We’ve seen him, in his own sweet way, because he really is a dear, try to control his responses, try to control his emotions, including anger. We’ve seen him learn that he is not always the centre of attention, and we’ve watched him as he adapts to that.

What he’s learning in his two year old life is self-regulation. He’s learning that there are consequences to misbehaviour that he likes less than he likes misbehaving. There are benefits to not getting what he wants all the time.

Even at 2 he’s learning, without realizing it, the benefits of delayed gratification. And his parents are very balanced - extremely loving with him and also very clear about boundaries. And this helps him to feel secure in his world; it helps him to know who he is.

The Scripture says: “Whoever is slow to anger is better than the mighty, and he who rules his spirit than he who takes a city”. At the very least this is tried and true insight into living rom the wisdom of the ancients. At best it’s divine guidance. I lean toward the latter.

What makes being slow to anger better than being mighty? And what makes being a person who rules his spirit better than one who takes a city?

When we learn to control our emotions and become slow to anger, that is a lesson we learn and a quality that we develop that lasts literally our whole lives. So we can learn to live the whole rest of our lives in control of our emotions. That will benefit us. That will benefit those around us.

A whole life lived like this, quiet though it may be, is superior to being seen as mighty and powerful. Character is worth infinitely more than appearances. Appearances are quite deceiving in general.

One day Alexander the Great struck his favorite general. In a fit of anger he killed his best friend. In response to his deed Alexander cried out, “I have conquered the world but I can't even conquer my own soul.” Sobering thoughts from one of history’s mighty men.

What are some practical steps to controlling the influence of anger in our lives?

Reflection: Weigh the consequences of being angry/losing control of your emotions

Consider past outcomes, what it has cost you before to lose your cool?

Often the consequences of angry outbursts are much worse than whatever satisfaction we might gain from expressing our anger. The trick there is that often the consequences are unknown to us. If we act out, we become known, potentially, as people who act out - people who are volatile. That could exclude us from the minds of others when they are considering people to engage with.

Redirection: Delay your anger response - bite your tongue, count to ten, distract yourself, pray.
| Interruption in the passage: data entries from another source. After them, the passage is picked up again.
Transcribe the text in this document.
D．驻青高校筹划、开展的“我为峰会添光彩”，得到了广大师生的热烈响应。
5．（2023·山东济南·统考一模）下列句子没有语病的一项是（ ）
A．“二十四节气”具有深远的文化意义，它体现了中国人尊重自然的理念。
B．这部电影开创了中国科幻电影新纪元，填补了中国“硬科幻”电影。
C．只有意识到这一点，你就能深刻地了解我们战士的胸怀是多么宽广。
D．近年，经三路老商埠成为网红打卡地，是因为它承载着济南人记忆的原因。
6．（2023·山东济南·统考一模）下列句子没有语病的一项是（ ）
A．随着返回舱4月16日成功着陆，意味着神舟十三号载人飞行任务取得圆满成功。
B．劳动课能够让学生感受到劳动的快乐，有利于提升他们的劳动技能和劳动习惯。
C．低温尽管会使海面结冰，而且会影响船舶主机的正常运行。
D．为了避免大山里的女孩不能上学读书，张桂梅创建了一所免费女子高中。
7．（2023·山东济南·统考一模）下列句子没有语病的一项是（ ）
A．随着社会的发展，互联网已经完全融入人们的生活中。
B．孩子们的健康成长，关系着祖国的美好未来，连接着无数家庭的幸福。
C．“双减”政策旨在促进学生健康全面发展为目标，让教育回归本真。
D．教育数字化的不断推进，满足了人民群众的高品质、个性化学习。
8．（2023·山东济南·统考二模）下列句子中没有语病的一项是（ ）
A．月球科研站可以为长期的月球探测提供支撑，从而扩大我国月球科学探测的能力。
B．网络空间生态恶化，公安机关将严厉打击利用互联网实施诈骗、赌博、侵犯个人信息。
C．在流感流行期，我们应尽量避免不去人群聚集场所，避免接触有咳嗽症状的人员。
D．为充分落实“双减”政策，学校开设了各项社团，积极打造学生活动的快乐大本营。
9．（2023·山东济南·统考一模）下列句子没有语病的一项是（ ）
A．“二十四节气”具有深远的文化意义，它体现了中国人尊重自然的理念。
A fact of life is that anything you can do to delay your emotional responses, and particularly emotional outbursts, the better off you are. The same way that we mature as we learn to delay gratification, we mature as we grow in being able to control our anger responses.

Of course there are situations for which anger is a suitable and necessary response. That’s another important conversation. We see Jesus in the gospels overturning the tables of those seeking to profit from religion, for example. But that’s another topic really.

Watch What You Say: Proverbs 21:23, “He who guards his mouth and his tongue keeps himself from calamity.”

A person who is able to control what they say, who is able to control their appetites and wants, and to control their emotions is stronger than the most powerful warrior who sacks a city. The sacking of a city requires just brute force and a certain heartlessness. We see that in Putin as he continues to bombard the Ukraine. And we see what he leaves in his wake, we see the result of his rage. We read of and see the carnage.

Although those who practice patience and self-control receive far less attention and acclaim than a warrior who takes a city, they accomplish better things because that learned self-mastery they carry throughout their whole lives and can have massive positive effects.

So may we be slow to anger and may we grow in self-control, and may we be open to the wisdom God gives us through the Scriptures.